И Сусанна Юрьевна запнулась, а затем начала действительно чуть не в сотый раз красноречиво доказывать Басанову, что, без сомнения, не Анька покушался на его жизнь. Тогда, восемь лет тому назад, он мог убить или зарезать Басанова из ревности. Но затем, когда он стал мужем Дарьюшки, а ее, Сусанны, любимец был у всех на виду, то уж скорей бы ему этого любимца убивать. Теперь он сам легко может доказать Басанову ясно, что это подозрение на него не имеет не только основания, но не имеет даже никакого смысла.
Сусанна смолкла. Басанов тоже молчал угрюмо.
– Ну, что же, – спросила она, – разрешаете вы мне то, что я надумала?..
– Как знаете, ваше дело… – промычал он.
– Да вы же не считаете его больше покусителем на себя? Доказала я вам? Убедила вас… или нет…
– Да! Теперь уж я опять совсем не знаю, на кого думать! – ответил Басанов.
– Стало быть, я могу его простить? Вы определите его опять в канцелярию или в коллегию?
– Да… – снова нерешительно проговорил Басанов.
– Отчего же вы так отвечаете, точно все еще сомневаетесь? – воскликнула она с досадой.
– Да уж очень это все будет всем удивительно.
– Правда… – вдруг усмехнулась она. Лицо ее оживилось, глаза блеснули. Она будто вдруг обрадовалась чему-то…
– Вот что, – сразу будто решаясь, выговорил он. – Отвечайте по совести! Уж очень мне оно любопытно! Отвечайте правду на то, что я спрошу.
Сусанна поглядела Басанову в лицо и весело рассмеялась.
– Я знаю вперед, о чем вы спросите… Ну-да, правда, да!..

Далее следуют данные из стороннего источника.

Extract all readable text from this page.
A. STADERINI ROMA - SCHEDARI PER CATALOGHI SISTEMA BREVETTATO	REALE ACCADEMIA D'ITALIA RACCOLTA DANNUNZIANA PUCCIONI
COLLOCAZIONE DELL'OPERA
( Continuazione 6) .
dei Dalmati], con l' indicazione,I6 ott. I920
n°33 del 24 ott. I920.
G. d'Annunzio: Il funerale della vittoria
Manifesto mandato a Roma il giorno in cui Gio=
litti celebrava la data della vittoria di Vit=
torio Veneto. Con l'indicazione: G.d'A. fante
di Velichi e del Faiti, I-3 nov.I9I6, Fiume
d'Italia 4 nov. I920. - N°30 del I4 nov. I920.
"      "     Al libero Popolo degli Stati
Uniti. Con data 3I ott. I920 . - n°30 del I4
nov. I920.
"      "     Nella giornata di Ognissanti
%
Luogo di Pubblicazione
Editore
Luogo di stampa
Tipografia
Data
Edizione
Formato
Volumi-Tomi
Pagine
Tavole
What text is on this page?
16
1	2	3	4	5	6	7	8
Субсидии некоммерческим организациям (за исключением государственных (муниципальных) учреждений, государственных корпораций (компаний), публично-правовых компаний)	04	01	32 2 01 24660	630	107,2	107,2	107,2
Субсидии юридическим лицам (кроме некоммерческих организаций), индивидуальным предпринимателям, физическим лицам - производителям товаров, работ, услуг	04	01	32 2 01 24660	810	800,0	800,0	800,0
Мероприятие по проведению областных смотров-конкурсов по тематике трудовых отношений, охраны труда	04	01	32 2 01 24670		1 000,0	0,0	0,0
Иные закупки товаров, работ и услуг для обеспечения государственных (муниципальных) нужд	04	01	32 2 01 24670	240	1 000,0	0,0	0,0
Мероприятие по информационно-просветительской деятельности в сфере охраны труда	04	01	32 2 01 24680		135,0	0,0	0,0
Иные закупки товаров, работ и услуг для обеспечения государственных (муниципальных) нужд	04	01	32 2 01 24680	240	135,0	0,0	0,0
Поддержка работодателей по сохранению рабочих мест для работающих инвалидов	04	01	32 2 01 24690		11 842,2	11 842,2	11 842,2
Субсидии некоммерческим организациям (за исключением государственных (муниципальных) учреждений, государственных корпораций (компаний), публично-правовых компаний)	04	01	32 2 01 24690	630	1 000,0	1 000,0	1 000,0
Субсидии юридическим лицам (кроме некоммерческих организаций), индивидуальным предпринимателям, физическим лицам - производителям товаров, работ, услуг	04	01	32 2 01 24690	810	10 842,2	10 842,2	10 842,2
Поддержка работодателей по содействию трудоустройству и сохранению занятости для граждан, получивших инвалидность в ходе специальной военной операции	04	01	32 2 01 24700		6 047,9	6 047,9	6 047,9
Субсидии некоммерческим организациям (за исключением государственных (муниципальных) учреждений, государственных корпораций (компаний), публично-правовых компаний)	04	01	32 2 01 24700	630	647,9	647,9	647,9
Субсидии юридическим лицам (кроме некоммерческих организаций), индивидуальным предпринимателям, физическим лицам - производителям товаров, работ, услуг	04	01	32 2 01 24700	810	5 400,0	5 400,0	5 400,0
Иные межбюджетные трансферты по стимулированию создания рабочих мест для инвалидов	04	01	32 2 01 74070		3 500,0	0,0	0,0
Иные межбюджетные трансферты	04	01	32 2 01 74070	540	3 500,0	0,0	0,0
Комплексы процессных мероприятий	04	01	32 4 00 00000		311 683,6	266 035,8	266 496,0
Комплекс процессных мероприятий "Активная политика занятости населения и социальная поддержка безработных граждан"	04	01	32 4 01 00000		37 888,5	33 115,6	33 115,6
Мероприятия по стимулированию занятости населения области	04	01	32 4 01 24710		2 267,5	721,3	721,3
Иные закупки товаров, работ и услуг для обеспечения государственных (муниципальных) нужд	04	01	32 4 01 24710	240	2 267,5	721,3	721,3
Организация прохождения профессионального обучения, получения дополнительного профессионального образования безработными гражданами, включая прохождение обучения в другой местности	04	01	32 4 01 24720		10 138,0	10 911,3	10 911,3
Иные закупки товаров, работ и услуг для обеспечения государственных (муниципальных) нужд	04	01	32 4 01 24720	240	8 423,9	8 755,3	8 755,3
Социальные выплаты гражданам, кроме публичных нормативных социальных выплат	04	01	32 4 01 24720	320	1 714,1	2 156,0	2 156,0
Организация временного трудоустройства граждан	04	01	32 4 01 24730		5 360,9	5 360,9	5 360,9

– Да что, что я спросить хотел?
– Да знаю, догадалась… Любопытствуете узнать, снова ли я к Гончему по-прежнему… Ну, понятно, кажется?
– Ну, и что же?.. Опять все к старому вернется?
– Да, Дмитрий Андреевич!
– Уди-ви-тель-но!.. – протянул Басанов.
– Нет, не удивительно… В другой раз я вам загадку всю объясню, и вы поймете… диковинное станет совсем простым… Но теперь я хочу поскорей Гончего определить на службу и иметь его поближе к себе, потому что дела наши плохи.
– Дела коллегии? Дела управления?..
– Нет, я не про то! Я про вас, про вашего злодея! Нам нужен умный человек, а у нас все глупые и ленивые. Когда-то был один заправитель, умница Змглод, да и тот теперь совсем стал мокрой курицей. И вот нам нужен такой же, как и он: умный, преданный, искусный во всяком деле.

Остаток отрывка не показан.